May 7, 2015 10:00am8102 GHC

Multi-arm bandit problems study how to maximize cumulative rewards by adaptively choosing arms and learning from their outcomes. Many algorithms have been developed with "no regret'' guarantees in the long run, ensuring that the average cumulative reward converges to the expected reward of one single best policy. Active search is a newer concept that hopes to discover all positive targets by adaptively examining candidate targets and capturing their outcomes. Reward for the same target is only counted once, thus no point is ever chosen more than once. Theoretical analyses of active search can be made similar to bandit methods, and this proposal will consider both of these problems.

To date, most active search and bandit methods act on the premise that the action allowed is to sample a single candidate at a time and the reward is determined by the chosen candidate alone. Many real world applications, however, define action and reward in a more complex way. For example, in environmental monitoring carried out by autonomous boats with on-board sensors, a set of readings within a certain region that satisfy some pattern can indicate a real pollution problem, but any single point measurement will be insufficient evidence. This requires that reward be defined on regions. Similarly, many sensors are constructed to observe large areas simultaneously rather than single points. To operate these sensors, each action covers all the targets under the sensing region. Finally, marketing through social media may return properties of subgraphs, for example in social polling. In this work, we propose to develop multi-arm bandit and active search algorithms in these more complex action and reward settings.

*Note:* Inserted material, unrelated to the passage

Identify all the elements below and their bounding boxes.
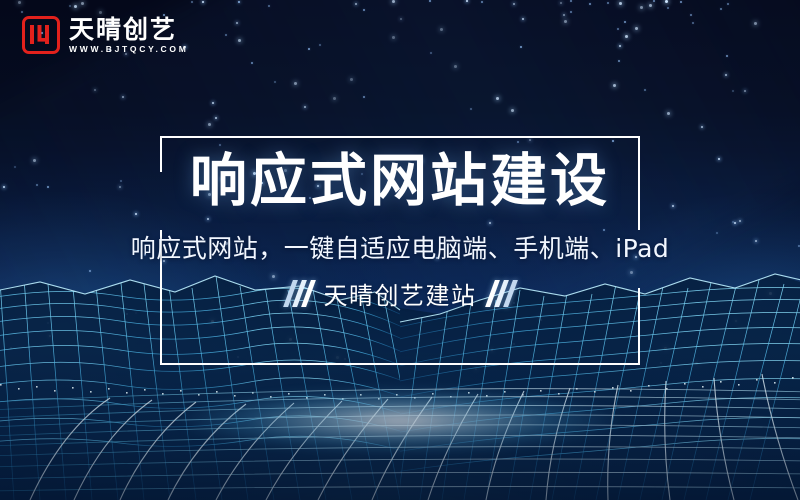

My previous research has covered some basic scenarios in this area: searching for regions with sufficiently high means by collecting data at point level, discovering complex global patterns defined on regions by adaptively observing individual points, and using a new criterion called Sigma-optimality to perform active learning and polling on social network graphs. I propose to extend the theoretical aspect of these and similar problems: to apply Sigma-optimality as the exploration term for active search of positives on network graphs, to study the properties of other spectral functions in terms of explor- ation on network graphs, to analyze cumulative regrets for Gaussian process--bandit algorithms when rewards are defined by region averages, and finally to develop efficient algorithms when the action allows pulling multiple arms or regions.